Friday, November 26, 2010
VICTORIA is leading the nation in yet another area: it provided virtually the entire growth in Australia's prison population in the year to September.
As law and order became a key theme of the election campaign, the number of Victorians behind bars grew by 169 or 3.8 per cent in the year while in the rest of Australia, the number of prisoners grew by just four, or 0.02 per cent.
Victoria still had the lowest rate of imprisonment of any state, with 0.11 per cent of its adult population locked up, compared with a national average of 0.17 per cent, peaking at 0.66 per cent in the Northern Territory.
All told, 28,843 Australians were in jail on an average day in the September quarter, with 4578 of them in Victorian jails.
The most startling figure is that 7467 prisoners, or 26 per cent, are Aborigines who comprise roughly 2 per cent of the adult population.
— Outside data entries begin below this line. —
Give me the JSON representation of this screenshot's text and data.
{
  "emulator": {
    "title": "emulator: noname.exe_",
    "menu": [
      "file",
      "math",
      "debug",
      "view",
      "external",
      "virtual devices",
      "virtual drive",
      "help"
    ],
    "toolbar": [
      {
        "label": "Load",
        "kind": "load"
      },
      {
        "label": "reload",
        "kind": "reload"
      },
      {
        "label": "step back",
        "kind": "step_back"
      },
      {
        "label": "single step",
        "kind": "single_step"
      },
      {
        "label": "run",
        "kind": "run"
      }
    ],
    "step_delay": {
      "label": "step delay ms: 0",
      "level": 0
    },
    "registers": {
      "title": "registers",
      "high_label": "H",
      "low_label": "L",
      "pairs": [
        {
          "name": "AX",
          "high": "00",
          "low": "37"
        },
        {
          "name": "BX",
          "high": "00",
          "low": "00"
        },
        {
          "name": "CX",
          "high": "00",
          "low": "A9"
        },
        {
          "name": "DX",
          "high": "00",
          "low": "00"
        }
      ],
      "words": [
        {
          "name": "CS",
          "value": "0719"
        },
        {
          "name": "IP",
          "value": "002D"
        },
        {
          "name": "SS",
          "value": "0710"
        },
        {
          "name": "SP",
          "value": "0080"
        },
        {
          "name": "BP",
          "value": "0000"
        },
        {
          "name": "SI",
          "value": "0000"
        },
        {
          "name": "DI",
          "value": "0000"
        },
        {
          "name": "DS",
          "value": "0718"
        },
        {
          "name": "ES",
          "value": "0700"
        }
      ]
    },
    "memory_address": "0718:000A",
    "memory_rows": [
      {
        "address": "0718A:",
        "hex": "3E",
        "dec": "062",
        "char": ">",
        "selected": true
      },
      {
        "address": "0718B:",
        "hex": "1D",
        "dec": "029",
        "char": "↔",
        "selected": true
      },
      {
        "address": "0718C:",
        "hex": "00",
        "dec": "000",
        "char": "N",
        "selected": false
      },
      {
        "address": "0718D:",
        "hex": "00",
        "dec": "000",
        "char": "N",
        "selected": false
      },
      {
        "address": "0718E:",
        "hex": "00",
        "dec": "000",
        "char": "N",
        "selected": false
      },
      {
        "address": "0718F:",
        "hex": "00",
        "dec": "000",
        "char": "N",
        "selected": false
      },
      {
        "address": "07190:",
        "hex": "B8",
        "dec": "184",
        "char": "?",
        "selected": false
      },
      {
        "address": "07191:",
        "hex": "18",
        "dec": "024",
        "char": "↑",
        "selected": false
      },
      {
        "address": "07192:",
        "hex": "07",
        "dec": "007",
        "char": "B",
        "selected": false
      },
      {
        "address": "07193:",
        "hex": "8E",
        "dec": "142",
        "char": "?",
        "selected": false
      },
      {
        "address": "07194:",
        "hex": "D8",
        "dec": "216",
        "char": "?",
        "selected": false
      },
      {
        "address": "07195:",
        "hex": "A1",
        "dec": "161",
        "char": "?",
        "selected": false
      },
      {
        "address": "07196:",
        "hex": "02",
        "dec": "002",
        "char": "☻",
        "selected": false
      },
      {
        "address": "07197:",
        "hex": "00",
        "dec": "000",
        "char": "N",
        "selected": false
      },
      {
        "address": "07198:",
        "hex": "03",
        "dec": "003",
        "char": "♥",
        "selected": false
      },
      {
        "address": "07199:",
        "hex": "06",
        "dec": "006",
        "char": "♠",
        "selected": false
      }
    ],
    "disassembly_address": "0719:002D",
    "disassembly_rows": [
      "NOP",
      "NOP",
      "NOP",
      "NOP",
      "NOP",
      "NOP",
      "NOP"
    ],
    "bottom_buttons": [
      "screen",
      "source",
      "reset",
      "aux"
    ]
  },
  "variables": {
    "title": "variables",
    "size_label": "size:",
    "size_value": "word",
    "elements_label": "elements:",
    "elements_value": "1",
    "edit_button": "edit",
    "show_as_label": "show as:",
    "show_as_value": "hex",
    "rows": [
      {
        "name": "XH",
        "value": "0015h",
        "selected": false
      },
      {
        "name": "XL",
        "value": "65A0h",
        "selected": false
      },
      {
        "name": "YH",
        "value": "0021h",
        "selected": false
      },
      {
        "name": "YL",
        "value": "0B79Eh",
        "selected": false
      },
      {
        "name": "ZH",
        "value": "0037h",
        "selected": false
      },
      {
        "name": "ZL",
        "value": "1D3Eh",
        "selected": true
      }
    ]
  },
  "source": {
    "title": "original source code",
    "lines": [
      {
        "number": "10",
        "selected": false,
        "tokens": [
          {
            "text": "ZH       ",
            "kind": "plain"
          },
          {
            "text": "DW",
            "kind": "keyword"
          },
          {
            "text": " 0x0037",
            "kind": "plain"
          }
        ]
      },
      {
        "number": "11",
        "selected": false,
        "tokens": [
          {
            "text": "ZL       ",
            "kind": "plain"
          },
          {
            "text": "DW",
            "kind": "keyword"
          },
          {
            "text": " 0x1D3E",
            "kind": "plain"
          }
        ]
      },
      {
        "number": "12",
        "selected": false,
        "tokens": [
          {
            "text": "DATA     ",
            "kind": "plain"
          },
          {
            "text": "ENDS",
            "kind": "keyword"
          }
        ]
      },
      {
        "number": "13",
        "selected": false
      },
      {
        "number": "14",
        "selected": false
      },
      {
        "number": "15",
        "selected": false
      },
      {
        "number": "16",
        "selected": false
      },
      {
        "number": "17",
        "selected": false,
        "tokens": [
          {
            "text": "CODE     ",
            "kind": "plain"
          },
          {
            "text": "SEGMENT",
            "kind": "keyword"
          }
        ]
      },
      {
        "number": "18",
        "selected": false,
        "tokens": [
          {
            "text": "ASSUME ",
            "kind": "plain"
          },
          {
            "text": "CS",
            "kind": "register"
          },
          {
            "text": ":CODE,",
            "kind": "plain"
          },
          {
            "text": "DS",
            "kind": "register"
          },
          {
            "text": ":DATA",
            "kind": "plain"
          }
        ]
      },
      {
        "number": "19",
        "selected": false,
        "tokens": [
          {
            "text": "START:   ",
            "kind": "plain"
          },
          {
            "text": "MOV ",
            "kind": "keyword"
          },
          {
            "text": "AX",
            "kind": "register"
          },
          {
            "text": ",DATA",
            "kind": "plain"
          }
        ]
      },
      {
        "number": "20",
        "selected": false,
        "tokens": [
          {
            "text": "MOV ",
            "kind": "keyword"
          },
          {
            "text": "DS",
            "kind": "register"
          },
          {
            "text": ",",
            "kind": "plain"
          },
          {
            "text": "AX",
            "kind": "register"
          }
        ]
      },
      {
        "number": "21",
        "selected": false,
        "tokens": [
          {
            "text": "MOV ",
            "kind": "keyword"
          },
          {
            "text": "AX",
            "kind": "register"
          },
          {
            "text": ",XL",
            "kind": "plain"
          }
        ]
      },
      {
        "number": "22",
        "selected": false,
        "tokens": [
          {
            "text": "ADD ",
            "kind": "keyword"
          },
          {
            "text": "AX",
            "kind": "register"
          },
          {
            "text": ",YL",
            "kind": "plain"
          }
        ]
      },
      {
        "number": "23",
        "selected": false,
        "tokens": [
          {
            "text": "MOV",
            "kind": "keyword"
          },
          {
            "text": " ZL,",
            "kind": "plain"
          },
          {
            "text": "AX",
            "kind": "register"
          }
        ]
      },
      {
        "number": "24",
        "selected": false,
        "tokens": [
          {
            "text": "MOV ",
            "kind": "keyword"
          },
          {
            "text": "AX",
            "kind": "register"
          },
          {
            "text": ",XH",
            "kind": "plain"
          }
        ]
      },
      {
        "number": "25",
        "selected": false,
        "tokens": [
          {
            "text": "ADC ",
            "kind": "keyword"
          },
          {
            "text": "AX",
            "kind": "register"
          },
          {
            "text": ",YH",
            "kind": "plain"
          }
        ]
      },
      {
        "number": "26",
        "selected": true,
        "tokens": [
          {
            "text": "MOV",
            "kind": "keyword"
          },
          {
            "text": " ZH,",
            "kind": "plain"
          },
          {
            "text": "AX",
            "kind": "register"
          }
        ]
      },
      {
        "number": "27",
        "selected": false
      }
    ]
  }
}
The Bureau of Statistics estimates that 2.3 per cent of all Aboriginal adults were in jail in the September quarter: 4.2 per cent of all Aboriginal men in the nation, and 0.4 per cent of all Aboriginal women.
Western Australia has the highest rate of incarceration, with 7.3 per cent of its Aboriginal men in prison, and 0.8 per cent of Aboriginal women.
In Victoria, 2.4 per cent of Aboriginal men were behind bars in September, and 0.2 per cent of women. Aborigines made up a fifth of the growth in the state's prison population over the year.